L’analyse de cette séquence du 16 mars 2019 illustre comment les médias d’information formatent notre perception de la réalité. « Les médias d’info en continu nous font la promesse d’une nouveauté toutes les dix minutes, poursuit Virginie Spies. C’est la promesse d’une émotion, la création d’un suspense. C’est important, ne ratez pas ce qui va suivre. » C’est ce qu’elle appelle le vivre-avec : « Regarder la télé et vivre le moment en même temps. » Au final, « c’est notre rapport au temps qui change. Or, le monde, ce n’est pas cela. » Une logique de cliffhanger(3) qui s’approche de celle de la télé-réalité : « L’idée est qu’il ne faut pas se déconnecter, toujours conserver le contact. Sur certaines chaînes, il n’y a plus les pauses JT toutes les heures. Parfois, il n’y a même plus de pub ! »

Et ça fonctionne. Les médias d’infos ont crevé le plafond des audiences lors des premiers samedis « gilets jaunes ». Selon les chiffres de Médiamétrie, la part d’audience de ces chaînes atteignait 7,7 % le 16 mars, contre 3,5 % en moyenne les samedis précédant le mouvement social. Au plus fort de la crise, le 8 décembre, la part d’audience a culminé à 19,3 %. Plus de 27 millions de Français ont regardé une des chaînes d’info en continu ce jour-là.

Le Twitter écologiste a donc raison : les médias d’infos en continu ont, sans surprise, tourné leurs caméras vers les Champs-Élysées le 16 mars. Mais ce déséquilibre était-il seulement observable à la télévision ? L’audience des deux événements sur Twitter montre que les manifestations « gilets jaunes » et les émeutes ont là aussi davantage occupé la plateforme participative que les cortèges pro-environnement. Selon notre comptage, réalisé à partir des principaux termes(4) , le sujet « gilets jaunes » a été cité 2,5 fois de plus que le sujet « climat ». Un déséquilibre moins marqué que sur les médias d’info en continu, mais qui n’efface pas la rancœur des manifestants pro-climat, et illustre le poids conservé par le petit écran, malgré l’explosion du web. « La télévision reste le lieu où il faut être », conclut Virginie Spies. Pas de télé, pas de perception de visibilité… Et pourtant, il y a eu plus de 200 000 tweets postés ce 16 mars sur la Marche du climat.

La boîte à outils

OTMedia (Observatoire transmédia) traque l’apparition, la propagation et les relais d’une information. Cette plateforme permet la collecte, le traitement, la recherche et l’analyse transmodale de plus de 1 500 flux d’information d’actualité français provenant de la télévision, de la radio, du web, de la presse, de l’AFP et de Twitter. Les contenus des radios et des télés sont automatiquement retranscrits avec le logiciel Vocapia.
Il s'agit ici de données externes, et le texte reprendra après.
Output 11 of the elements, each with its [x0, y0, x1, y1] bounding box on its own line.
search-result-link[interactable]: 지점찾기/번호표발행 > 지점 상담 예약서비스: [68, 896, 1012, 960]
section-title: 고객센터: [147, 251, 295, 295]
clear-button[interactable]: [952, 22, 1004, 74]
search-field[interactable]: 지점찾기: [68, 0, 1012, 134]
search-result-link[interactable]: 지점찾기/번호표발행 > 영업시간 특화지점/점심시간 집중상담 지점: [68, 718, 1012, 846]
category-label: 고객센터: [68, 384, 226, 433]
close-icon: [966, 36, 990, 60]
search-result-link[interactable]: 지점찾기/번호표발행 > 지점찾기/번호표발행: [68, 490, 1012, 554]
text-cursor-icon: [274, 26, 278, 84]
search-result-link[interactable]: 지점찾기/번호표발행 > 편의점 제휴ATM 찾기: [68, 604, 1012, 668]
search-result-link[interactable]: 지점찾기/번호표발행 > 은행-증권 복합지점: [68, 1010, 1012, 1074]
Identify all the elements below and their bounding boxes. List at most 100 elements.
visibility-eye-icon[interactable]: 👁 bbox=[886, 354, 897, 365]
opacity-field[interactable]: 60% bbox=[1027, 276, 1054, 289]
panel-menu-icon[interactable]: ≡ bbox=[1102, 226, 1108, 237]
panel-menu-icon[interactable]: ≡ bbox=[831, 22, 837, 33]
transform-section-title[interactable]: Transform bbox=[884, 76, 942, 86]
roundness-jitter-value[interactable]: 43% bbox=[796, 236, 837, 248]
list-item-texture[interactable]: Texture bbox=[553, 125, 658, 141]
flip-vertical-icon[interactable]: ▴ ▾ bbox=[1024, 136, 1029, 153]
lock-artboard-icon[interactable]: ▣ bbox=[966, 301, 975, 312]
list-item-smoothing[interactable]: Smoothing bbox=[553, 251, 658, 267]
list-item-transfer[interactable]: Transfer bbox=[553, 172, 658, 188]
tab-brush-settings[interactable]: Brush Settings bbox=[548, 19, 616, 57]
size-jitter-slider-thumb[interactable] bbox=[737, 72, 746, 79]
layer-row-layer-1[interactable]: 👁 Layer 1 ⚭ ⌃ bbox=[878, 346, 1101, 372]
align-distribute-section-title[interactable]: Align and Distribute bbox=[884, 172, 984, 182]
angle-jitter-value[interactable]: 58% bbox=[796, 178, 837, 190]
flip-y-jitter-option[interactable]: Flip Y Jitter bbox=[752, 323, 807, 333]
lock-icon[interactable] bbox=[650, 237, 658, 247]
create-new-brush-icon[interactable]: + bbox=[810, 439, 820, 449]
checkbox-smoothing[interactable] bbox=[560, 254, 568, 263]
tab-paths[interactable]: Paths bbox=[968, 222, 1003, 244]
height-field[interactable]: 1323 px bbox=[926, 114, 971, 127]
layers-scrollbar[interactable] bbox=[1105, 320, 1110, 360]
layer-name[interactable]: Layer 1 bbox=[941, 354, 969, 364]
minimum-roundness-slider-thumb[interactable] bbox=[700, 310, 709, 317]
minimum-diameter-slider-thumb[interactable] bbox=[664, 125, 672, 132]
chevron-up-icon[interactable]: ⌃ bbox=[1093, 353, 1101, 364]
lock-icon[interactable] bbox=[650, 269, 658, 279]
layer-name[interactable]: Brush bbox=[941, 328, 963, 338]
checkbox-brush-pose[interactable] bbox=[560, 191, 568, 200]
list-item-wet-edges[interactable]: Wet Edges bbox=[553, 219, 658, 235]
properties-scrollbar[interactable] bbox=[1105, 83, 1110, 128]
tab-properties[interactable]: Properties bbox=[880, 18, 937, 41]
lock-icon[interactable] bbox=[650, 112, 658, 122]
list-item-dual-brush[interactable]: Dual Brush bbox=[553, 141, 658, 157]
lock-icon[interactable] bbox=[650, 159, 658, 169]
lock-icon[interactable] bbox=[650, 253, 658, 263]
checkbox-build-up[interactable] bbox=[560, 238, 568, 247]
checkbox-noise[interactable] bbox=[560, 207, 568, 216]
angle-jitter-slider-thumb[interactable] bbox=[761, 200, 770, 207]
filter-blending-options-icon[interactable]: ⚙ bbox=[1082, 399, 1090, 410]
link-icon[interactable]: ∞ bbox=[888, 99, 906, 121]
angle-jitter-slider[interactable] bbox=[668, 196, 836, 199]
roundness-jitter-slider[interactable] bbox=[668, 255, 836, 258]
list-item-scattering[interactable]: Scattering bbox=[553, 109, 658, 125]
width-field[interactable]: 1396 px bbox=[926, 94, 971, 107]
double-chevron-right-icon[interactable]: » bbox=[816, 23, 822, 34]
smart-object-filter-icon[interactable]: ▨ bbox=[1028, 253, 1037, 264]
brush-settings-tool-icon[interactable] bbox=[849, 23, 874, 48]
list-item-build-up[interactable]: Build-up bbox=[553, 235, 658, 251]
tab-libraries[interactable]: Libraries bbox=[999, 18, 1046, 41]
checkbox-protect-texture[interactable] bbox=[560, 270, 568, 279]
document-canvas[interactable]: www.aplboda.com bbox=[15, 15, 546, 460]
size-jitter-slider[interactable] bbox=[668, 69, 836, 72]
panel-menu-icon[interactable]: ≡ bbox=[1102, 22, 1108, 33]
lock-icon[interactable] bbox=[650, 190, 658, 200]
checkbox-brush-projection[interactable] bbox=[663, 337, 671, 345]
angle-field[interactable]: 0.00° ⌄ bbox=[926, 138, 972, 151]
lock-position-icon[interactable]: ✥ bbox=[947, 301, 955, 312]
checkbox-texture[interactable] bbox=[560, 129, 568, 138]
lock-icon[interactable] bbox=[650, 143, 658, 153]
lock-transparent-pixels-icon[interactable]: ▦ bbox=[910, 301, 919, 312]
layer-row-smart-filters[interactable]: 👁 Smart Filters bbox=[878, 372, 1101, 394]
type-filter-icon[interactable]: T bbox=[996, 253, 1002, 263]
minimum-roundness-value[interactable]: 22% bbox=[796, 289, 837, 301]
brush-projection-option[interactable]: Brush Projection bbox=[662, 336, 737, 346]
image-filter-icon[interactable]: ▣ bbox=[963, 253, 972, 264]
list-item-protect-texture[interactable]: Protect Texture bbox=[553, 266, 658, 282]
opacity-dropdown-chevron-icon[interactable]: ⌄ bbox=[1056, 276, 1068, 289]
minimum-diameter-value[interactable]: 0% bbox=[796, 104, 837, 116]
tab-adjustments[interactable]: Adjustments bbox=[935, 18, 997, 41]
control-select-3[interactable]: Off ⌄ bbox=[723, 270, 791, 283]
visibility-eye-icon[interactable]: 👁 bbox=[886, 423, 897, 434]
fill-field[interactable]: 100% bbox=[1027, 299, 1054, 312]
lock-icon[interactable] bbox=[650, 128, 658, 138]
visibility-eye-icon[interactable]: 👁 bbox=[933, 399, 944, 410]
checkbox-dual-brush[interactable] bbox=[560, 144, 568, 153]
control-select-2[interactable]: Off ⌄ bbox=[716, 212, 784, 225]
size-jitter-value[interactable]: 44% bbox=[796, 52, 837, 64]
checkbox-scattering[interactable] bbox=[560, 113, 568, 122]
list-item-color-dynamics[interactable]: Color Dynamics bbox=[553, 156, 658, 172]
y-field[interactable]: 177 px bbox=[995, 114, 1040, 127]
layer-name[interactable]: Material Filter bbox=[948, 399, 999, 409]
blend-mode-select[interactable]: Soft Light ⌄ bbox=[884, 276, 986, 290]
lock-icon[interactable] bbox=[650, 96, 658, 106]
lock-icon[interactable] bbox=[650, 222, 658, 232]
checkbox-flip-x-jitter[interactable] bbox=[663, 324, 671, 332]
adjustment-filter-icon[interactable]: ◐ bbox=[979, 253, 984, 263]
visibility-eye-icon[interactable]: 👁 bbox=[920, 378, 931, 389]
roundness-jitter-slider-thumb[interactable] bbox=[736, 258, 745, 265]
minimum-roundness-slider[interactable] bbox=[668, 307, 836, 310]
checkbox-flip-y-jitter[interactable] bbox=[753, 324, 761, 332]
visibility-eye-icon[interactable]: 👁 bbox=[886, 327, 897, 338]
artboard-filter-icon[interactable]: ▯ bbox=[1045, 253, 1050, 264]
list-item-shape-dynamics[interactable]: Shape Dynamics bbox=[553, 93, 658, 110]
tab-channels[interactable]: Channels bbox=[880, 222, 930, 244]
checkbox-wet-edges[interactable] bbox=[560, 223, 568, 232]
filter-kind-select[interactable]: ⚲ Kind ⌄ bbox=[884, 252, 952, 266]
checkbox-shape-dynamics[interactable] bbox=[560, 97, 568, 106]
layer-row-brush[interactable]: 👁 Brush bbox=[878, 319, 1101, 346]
Pour réaliser cette première analyse, les événements « gilets jaunes » et « marche pour le climat » ont été définis par un ensemble de termes spécifiques déterminés manuellement :
> « Gilets jaunes »: « gilet jaune », « casseur », « pillage », « champs élysées », « fouquet’s », « flashball », « interpellation », « violence »…
> « Marche du siècle » : « marche », « climat », « siècle », « écologie », « réchauffement », « transition »…
L’apparition de chaque terme est repéré dans la transcription télé, réalisé dans le cas présent entre 10 heures et minuit, soit une durée quotidienne de 14 heures. Une estimation de densité est ensuite réalisée pour cerner les moments où le sujet est traité. Les paramètres de cet algorithme ont été validés à la suite d’une comparaison avec un décompte humain des temps d’antenne.

Ces mêmes termes sont également recherchés sur Twitter, selon une méthode mise en place à l’INA permettant de scanner 50 % des tweets en français émis sur la plateforme de microblogging, statistiquement représentatifs de l’intégralité du contenu.

 

Remerciements : Béatrice Mazoyer pour les tweets, Steffen Lalande et Abdelkrim Beloued pour l’outil de contrôle des segmentations de vidéos.

    (1)

    La Revue des médias fait partie du groupe INA

    (2)

    Presses de Sciences Po, 2013.

    (3)

    Terme anglais signifiant « suspendu à la falaise », utilisé pour signifier un moment où le récit s’arrête sur un suspense intense.

    (4)

    Voir ci-dessous notre boîte à outils.